Project details

 Impact of stratigraphic, sedimentologic and diagenetic heterogeneity on flow in carbonate reservoirs

Carbonate reservoirs are typically more complex than their siliciclastic counterparts due to the pore network that is linked to the biological origin of the carbonate grains, and to post-depositional diagenetic processes that can clog existing primary porosity, or improve porosity by promoting dissolution of unstable carbonate phase. Porosity inversions are common.

The complexity of carbonate petrophysical properties represents a challenge for the oil and gas industry: to optimise the production from carbonate reservoirs, predictions of rock properties away from the existing wells are needed. But in rocks where lateral and vertical heterogeneities are common, this is difficult.

Our project is part of the ExxonMobil (FC)2 Alliance. In the framework of the alliance, we aim at simulating multi-phase flow in geologically realistic carbonate reservoirs.

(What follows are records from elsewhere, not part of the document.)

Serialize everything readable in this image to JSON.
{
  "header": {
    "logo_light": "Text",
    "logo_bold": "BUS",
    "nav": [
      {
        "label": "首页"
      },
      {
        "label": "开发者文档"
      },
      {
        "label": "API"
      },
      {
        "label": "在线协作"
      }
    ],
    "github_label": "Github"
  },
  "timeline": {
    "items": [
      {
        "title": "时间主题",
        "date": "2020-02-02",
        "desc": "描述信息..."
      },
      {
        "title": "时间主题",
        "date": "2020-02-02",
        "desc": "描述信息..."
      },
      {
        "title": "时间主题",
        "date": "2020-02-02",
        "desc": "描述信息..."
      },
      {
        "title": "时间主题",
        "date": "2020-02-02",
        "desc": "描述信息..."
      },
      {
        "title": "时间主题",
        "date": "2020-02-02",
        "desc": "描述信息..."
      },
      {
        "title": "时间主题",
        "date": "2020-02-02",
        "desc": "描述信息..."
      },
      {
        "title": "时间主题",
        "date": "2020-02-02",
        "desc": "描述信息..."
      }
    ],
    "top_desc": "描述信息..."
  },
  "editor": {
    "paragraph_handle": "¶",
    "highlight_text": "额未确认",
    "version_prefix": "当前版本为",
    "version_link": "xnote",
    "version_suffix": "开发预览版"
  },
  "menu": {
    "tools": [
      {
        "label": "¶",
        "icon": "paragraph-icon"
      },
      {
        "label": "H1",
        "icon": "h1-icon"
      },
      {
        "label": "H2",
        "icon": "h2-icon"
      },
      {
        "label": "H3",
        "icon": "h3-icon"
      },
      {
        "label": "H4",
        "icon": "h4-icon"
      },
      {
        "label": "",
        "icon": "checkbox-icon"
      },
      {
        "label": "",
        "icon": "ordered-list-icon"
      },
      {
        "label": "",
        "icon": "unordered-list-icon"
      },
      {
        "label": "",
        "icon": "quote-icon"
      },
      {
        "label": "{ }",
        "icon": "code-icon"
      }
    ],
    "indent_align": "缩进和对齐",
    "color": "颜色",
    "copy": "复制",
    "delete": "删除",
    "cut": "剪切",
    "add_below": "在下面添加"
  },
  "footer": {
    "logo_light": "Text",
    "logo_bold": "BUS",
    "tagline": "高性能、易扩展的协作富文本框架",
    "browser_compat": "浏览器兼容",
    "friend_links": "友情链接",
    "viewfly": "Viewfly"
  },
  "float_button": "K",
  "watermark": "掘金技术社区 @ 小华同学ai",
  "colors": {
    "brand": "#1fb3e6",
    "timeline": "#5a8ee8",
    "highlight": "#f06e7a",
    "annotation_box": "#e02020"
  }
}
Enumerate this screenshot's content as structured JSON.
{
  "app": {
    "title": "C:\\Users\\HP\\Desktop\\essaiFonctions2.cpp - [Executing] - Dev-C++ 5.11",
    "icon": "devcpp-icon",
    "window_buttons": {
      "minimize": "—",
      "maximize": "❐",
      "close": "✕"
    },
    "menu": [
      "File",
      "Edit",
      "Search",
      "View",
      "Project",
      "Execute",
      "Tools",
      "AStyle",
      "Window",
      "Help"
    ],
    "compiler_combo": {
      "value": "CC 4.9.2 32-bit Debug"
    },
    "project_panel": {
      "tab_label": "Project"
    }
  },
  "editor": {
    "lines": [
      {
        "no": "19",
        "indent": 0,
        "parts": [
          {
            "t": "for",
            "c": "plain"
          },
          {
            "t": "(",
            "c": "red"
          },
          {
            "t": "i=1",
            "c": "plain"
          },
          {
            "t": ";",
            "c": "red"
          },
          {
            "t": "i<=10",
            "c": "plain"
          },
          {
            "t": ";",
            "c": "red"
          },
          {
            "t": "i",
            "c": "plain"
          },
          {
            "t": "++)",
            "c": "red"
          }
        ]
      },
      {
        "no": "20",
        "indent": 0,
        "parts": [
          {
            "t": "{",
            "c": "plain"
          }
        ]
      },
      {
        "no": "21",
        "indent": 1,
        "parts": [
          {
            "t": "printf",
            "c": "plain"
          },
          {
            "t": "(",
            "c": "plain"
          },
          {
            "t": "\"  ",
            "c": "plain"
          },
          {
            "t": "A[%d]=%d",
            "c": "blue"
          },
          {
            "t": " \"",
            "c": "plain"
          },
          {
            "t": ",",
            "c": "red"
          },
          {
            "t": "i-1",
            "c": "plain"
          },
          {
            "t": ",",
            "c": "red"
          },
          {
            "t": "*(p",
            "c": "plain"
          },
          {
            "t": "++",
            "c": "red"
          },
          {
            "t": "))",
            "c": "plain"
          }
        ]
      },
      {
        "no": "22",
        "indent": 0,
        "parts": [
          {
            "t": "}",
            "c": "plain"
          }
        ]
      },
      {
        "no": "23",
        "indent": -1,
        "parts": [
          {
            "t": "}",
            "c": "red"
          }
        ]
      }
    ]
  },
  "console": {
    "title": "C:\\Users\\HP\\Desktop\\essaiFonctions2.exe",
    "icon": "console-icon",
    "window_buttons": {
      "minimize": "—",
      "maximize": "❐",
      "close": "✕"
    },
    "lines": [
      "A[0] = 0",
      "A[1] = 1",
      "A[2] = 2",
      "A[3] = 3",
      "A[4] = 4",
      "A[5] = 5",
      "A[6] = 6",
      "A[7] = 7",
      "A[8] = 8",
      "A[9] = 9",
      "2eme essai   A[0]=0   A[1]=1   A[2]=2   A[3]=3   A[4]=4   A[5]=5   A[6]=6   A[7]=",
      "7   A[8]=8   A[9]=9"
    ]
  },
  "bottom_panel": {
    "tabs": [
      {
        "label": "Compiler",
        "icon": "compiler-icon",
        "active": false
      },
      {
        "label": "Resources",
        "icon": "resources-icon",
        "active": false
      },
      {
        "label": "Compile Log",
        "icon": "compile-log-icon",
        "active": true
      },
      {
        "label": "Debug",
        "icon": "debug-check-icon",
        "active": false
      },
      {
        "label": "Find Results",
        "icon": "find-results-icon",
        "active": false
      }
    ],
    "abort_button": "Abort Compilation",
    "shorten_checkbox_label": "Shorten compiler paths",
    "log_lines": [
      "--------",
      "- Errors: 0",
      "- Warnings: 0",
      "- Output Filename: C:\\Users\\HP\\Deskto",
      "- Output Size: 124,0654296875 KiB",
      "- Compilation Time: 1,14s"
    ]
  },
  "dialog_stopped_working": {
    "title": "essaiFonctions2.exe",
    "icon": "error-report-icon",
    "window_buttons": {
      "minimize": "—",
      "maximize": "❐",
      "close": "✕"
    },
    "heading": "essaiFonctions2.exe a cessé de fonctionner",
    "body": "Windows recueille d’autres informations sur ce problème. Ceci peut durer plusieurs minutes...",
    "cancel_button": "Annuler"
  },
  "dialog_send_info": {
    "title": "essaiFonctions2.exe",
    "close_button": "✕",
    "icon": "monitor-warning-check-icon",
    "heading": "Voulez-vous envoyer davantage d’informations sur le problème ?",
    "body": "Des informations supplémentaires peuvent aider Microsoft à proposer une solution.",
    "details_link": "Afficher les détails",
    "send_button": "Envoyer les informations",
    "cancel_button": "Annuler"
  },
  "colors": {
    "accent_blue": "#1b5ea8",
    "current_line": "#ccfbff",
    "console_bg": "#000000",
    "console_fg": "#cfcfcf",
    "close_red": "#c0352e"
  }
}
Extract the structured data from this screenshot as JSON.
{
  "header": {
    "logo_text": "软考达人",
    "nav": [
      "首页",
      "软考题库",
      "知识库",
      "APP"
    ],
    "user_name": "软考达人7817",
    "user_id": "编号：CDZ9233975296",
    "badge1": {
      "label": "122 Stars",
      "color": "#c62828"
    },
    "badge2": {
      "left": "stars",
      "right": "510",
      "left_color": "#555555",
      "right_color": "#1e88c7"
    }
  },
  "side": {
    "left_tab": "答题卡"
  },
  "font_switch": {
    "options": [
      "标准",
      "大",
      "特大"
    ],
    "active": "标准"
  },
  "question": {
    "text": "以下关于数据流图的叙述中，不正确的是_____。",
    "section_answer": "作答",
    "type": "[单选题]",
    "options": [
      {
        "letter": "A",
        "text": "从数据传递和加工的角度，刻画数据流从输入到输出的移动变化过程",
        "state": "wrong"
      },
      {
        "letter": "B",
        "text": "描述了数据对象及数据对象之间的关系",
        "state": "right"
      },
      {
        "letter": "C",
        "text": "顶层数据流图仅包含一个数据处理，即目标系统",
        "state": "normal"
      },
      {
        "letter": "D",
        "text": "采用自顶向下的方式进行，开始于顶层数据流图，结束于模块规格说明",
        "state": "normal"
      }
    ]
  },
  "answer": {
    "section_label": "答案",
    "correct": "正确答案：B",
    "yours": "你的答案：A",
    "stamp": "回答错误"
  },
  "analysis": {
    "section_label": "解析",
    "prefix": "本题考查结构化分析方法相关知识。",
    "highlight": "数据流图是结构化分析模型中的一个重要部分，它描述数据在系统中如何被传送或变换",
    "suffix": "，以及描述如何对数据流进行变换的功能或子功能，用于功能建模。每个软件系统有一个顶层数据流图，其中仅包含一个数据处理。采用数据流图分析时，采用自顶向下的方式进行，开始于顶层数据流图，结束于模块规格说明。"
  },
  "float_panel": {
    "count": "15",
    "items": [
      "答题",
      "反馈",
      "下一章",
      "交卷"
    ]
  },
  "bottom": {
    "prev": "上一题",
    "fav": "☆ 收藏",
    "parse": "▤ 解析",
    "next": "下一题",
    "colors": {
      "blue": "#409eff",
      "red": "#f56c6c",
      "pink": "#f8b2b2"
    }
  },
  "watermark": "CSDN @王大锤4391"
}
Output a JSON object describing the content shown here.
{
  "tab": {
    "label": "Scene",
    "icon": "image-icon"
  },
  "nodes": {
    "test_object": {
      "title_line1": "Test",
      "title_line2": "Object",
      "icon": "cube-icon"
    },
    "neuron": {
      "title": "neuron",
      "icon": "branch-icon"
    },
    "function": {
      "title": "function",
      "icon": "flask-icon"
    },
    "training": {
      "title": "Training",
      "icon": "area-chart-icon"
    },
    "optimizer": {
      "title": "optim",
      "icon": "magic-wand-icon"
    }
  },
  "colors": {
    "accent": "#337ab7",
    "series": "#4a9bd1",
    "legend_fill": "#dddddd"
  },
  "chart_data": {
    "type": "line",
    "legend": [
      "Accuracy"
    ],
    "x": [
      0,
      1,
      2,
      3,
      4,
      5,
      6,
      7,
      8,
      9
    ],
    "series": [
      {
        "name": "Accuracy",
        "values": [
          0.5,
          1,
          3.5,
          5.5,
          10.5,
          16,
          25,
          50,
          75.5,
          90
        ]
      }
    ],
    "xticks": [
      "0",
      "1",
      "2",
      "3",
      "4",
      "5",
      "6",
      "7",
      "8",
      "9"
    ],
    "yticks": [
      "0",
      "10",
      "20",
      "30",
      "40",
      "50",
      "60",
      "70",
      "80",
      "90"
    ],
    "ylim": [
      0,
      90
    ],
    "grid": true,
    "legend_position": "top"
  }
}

The outcrop analogues for the selected reservoirs have been studied by other members of the alliance, and are located in Morocco and in Italy. Petrel models of the reservoirs have either been produced by other team member, or (when needed) can be upscaled using forward sediment models such as CARB3D.

The specific goals of our research project are to be able to simulate a number of different scenarios, and to test the impact on flow of each heterogeneity type by turning them on and off in the model. Thus, we can predict what would happen if the reservoir is produced with water, CO2, or a mixture of both.

Dr. Peter Fitch is the lead investigator on this project, and Drs Matt Jackson and Gary Hampson (Imperial College) provide the modelling and reservoir engineering steer for the project. Dr. C├ędric John is providing steer on aspects of carbonate sedimentology.